Are you ready to empower a team and start improving your organization from the bottom up?
Start with a wide survey
A good approach is to start with a survey among customers and employees before the scope is set. You can limit the questions to customer experience and share the survey among both customers and employees, or focus on general improvements, both internally and externally. Make sure to mix closed questions, so you can measure the trend over time, with open questions that provide concrete input on what to do.
Process
Start by defining the first version of the process, but be prepared to iterate and constantly make improvements too. Some things to consider:
- Cycle time (e.g. 4 weeks, depending on the targeted area, statistical significance, and available resources).
- Allocation and detail planning of all participants, starting with the PO.
- Plan at least one face-to-face meeting per cycle.
- Define how and when to report on spent hours and tasks.
- Resource planning for executing the initiatives.
- Reporting on results and publishing them to the organization.
Team size
Consider the optimal team size for this approach. In addition to setting up a core CI team also think about if and how you’ll reserve time for other resources that are needed to execute the improvement tasks. A properly set up CI team has two layers:
- A core team including the PO, feedback analyst, data analyst, and some advisory roles (e.g. a UX specialist, consultant, and department manager).
- A (virtual) pool of resources to execute the improvement initiatives. These can be scattered over multiple departments, domains, and consist of both internal and external resources.
Reserving and enabling the planning of resources that are in high demand, and at short notice, will be challenging.

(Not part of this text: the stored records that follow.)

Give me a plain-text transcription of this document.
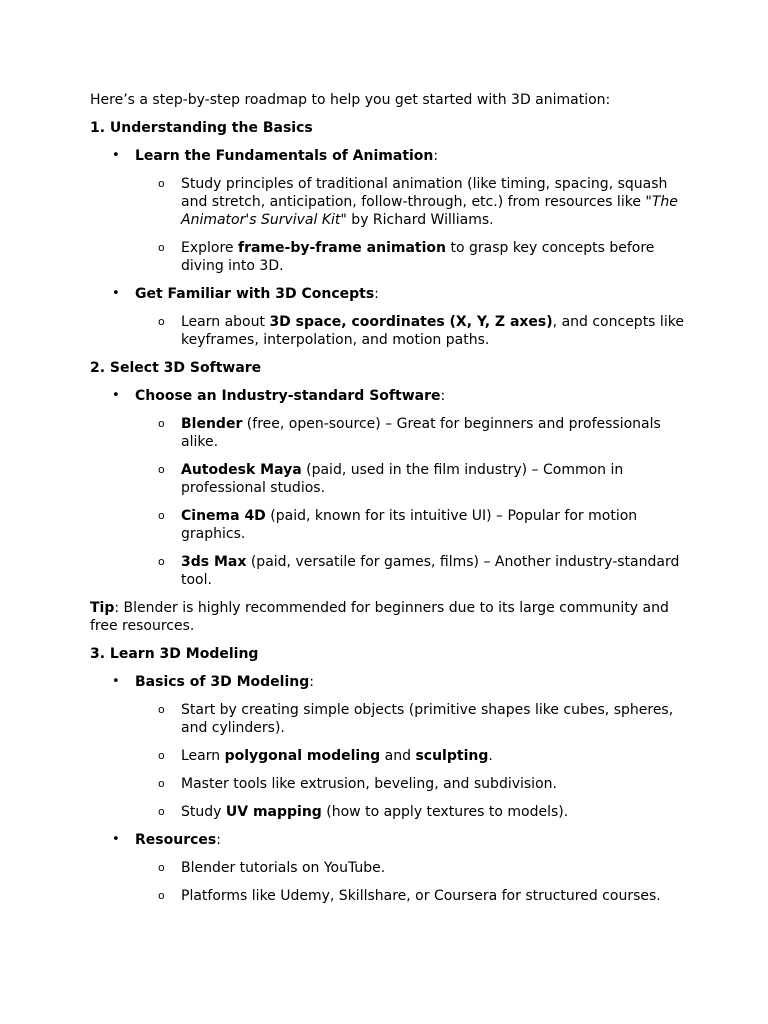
Here’s a step-by-step roadmap to help you get started with 3D animation:

1. Understanding the Basics

• Learn the Fundamentals of Animation:
o Study principles of traditional animation (like timing, spacing, squash and stretch, anticipation, follow-through, etc.) from resources like "The Animator's Survival Kit" by Richard Williams.
o Explore frame-by-frame animation to grasp key concepts before diving into 3D.
• Get Familiar with 3D Concepts:
o Learn about 3D space, coordinates (X, Y, Z axes), and concepts like keyframes, interpolation, and motion paths.

2. Select 3D Software

• Choose an Industry-standard Software:
o Blender (free, open-source) – Great for beginners and professionals alike.
o Autodesk Maya (paid, used in the film industry) – Common in professional studios.
o Cinema 4D (paid, known for its intuitive UI) – Popular for motion graphics.
o 3ds Max (paid, versatile for games, films) – Another industry-standard tool.

Tip: Blender is highly recommended for beginners due to its large community and free resources.

3. Learn 3D Modeling

• Basics of 3D Modeling:
o Start by creating simple objects (primitive shapes like cubes, spheres, and cylinders).
o Learn polygonal modeling and sculpting.
o Master tools like extrusion, beveling, and subdivision.
o Study UV mapping (how to apply textures to models).
• Resources:
o Blender tutorials on YouTube.
o Platforms like Udemy, Skillshare, or Coursera for structured courses.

As you progress you’ll be able to better predict these needs and find a way to reserve resources ahead of time, or create a special pool of resources dedicated to the CI program.
Benefits
A Continuous Improvement process will:
- Give all customers and employees a voice, and turn their feedback into concrete improvements.
- Guide the team in focusing on actual business value, not on predefined requirements.

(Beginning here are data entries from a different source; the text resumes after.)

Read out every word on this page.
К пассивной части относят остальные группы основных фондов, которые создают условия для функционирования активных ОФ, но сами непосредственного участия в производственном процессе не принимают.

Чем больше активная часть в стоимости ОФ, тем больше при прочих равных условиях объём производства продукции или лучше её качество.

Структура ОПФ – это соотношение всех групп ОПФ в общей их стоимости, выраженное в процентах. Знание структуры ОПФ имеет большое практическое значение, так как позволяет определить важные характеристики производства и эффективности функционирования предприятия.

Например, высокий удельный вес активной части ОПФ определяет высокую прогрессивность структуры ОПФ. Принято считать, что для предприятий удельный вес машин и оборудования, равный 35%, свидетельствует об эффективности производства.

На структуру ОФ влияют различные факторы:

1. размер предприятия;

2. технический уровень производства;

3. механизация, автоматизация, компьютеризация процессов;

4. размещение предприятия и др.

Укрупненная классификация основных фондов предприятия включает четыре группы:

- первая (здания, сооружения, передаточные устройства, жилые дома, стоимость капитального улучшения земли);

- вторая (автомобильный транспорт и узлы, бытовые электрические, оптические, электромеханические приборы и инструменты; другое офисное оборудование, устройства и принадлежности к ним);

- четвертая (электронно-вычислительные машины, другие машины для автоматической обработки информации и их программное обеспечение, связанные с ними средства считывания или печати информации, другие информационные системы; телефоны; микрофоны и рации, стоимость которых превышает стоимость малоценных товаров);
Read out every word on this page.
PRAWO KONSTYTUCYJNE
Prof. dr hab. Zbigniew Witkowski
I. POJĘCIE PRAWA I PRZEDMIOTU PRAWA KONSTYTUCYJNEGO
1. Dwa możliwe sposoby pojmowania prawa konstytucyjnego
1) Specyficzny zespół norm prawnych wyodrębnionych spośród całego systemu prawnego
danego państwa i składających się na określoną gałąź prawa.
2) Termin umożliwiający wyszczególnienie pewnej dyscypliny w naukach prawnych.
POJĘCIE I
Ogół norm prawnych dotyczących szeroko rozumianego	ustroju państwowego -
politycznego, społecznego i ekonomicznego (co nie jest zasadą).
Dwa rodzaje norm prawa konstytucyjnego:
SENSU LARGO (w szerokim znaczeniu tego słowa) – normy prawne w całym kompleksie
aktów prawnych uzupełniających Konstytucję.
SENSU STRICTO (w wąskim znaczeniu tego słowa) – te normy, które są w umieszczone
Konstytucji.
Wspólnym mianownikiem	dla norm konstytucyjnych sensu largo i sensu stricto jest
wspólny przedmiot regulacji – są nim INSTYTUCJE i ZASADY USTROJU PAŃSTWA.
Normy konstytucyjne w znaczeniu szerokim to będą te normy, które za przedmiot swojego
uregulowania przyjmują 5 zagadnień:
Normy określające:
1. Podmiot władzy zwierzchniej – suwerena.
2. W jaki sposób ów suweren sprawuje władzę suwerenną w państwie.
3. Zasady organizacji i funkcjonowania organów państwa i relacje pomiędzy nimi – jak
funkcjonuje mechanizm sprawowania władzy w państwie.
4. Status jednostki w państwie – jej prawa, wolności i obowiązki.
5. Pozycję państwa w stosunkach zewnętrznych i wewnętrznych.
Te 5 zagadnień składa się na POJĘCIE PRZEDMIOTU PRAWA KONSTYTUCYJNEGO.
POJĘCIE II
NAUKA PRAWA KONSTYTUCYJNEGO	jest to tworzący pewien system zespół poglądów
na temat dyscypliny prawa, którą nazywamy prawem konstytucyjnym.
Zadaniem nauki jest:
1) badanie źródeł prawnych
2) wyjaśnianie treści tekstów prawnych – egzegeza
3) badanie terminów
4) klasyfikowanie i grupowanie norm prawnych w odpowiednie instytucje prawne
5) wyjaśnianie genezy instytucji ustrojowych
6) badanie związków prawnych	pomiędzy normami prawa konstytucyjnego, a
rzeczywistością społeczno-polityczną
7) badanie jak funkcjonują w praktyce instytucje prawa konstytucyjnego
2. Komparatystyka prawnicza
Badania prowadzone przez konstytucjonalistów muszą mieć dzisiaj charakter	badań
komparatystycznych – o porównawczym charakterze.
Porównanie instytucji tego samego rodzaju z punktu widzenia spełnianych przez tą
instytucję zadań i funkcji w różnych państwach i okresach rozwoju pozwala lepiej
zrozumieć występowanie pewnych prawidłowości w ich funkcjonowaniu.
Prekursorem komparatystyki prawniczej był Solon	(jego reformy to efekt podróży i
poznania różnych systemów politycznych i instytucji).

- Offer structure and cadence to your improvement initiatives, making them more visible and easier to quantify.
- Not place any pre-existing limitations on target areas for improvement (unless deliberately added).
- Turn the removal of ‘100 small frictions’ into a strategic objective.
A blended team will:
- Use all expert resources effectively (optimizing cost to benefit ratio).
- Apply different perspectives to the same challenges.
- Provide the flexibility to add highly specialized disciplines when needed.
- Provide a fresh outside-in look.
- Stimulate creativity.
- In general; activate the right people, at the right time and place.
Applying continuous improvement with a blended team means:
- Continuously increasing business value, by working on a dynamic set of goals, in a consistent cadence, with a team of specialized individuals.
- Building a shared understanding, by exchanging internal and external knowledge and experience.
- Optimizing the impact of every individual on the team in the least amount of time.
- Maximizing the Return On Feedback, ensuring that valuable feedback from your employees and customers leads to optimizing your business value.
CONCLUSION
Coming back to the 4 key values in Kaizen and explain their place in ‘Feedback Driven Continous Improvement’
- Improve the process. Process is key, starting with a core CI team with repeating activities, planned in a recurring rhythm.
- Lead with evidence. List improvements based on ‘X data’ and ‘O data ‘and measure output based on quantifiable business value.
- Anyone can spur innovation. Stay integrated with the organization and question both employees and customers about there experiences and improvement suggestions
- There’s always a better way. A Kaizen project is never truly finished. Keep looking for ways to improve! - This doesn’t need any elaboration.